Y tan a la moda pusiéronse las rosas, que el empirismo médico descubrió en ellas admirables propiedades medicinales; y las hojas secas de la flor se guardaban, como oro en paño, para emplearlas en el alivio o curación de complicadas dolencias. Mendiburu, en su artículo Lozano, dice que las primeras rosas que se produjeron en Lima fueron las del jardín del Espíritu Santo, confundiendo ésta, por la vecindad, con el de nuestra egregia limeña.

Cuentan que cuando en 1668 presentaron al Papa Clemente IX el expediente para la beatificación de Rosa, no supo disimular el Padre Santo una ligera desconfianza, y murmuró entre dientes:

-¿Santa? ¿Y limeña? ¡Hum, hum! Tanto daría una lluvia de rosas.

Y milagro fue patente, porque perfumadas hojas de rosa cayeron sobre la mesa de Su Santidad.

Añaden que nació de este incidente el entusiasmo del Papa por Rosa de Lima; pues en dos años expidió, amén del breve para su beatificación (12 de febrero de 1669), otros seis en honor de nuestra compatriota. El último fue nombrándola patrona de Lima y del Perú, y reformando la constitución de Urbano VIII para acelerar los trámites de canonización, la que realizó su sucesor, Clemente X, en 1671, junto con la de San Francisco de Borja, duque de Gandía y general de los jesuitas.
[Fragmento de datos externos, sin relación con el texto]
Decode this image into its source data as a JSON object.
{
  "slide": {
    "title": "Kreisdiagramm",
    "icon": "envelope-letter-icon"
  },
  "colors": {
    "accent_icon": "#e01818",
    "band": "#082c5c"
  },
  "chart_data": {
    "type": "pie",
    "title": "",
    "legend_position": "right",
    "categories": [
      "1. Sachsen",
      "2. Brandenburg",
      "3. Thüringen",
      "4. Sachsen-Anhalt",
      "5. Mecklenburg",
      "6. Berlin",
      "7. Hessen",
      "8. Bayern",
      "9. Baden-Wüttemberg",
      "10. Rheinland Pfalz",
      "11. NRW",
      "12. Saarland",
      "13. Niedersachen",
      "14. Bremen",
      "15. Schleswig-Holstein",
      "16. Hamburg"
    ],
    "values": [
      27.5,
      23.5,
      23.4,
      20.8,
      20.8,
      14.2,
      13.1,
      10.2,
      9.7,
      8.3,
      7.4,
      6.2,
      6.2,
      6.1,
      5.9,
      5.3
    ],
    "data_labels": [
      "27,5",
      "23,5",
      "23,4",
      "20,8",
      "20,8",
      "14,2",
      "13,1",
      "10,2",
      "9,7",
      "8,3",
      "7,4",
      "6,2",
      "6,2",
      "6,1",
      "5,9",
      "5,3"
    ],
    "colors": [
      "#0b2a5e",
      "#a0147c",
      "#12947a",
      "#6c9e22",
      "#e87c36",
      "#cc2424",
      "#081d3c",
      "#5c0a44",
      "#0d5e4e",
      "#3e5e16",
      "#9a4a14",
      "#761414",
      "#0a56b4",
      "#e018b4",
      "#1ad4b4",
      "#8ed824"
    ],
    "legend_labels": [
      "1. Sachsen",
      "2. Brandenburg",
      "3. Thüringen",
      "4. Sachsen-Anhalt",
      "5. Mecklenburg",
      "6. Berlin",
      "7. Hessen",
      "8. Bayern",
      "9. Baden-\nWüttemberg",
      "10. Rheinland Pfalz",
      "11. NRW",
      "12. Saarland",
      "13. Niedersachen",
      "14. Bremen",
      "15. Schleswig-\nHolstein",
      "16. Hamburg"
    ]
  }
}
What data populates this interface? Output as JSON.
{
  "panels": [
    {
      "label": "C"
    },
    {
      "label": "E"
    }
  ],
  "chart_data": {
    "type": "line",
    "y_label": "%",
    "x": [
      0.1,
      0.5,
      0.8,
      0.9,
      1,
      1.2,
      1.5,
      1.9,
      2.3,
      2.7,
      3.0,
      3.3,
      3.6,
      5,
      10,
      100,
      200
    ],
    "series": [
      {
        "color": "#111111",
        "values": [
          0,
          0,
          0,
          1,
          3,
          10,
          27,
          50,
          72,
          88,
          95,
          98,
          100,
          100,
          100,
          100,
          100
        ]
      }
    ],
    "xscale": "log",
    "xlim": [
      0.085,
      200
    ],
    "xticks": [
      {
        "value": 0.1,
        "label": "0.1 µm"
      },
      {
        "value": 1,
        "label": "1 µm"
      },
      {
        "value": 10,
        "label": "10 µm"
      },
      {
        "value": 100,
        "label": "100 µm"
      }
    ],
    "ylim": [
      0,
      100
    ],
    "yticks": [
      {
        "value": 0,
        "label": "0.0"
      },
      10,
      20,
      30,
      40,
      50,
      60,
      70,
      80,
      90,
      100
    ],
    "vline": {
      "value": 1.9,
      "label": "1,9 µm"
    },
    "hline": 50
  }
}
Santa Rosa fue canonizada a los cincuenta y cuatro años de su fallecimiento.

Muerto Clemente IX en diciembre de 1669, hallose en su testamento un fuerte legado para construir en Pistoya, su ciudad natal, una espléndida capilla a Santa Rosa de Lima.

El dominico Parra, en su Rosa Laureada, impresa en Madrid en 1760, dice que la primera firma que, como monarca, puso Felipe IV, fue para pedir la beatificación de Rosa; y añade que el 7 de octubre de 1668, día en que celebraron los madrileños las fiestas de beatificación, se vio lucir una estrella vecina al sol.

Cuando en febrero de 1672, siendo virrey el conde de Lemus, marqués de Sarriá y duque de Taurifanco con grandeza de España, se efectuaron las fiestas solemnes de canonización, las calles de Lima fueron pavimentadas con barras de plata, estimándose, según lo afirman cronistas que presenciaron las fiestas, en ocho millones de pesos el valor de ellas y el de las alhajas que adornaban los arcos y altares.

Fue entonces cuando don Pedro de Valladolid y don Andrés Vilela, propietarios a la sazón de la casa y jardinillo, cedieron el terreno para que en él se edificase el Santuario de Rosa de Lima.

El rosal que ella cultivara se trasplantó al jardín que tienen los padres dominicos, en el claustro principal de su convento.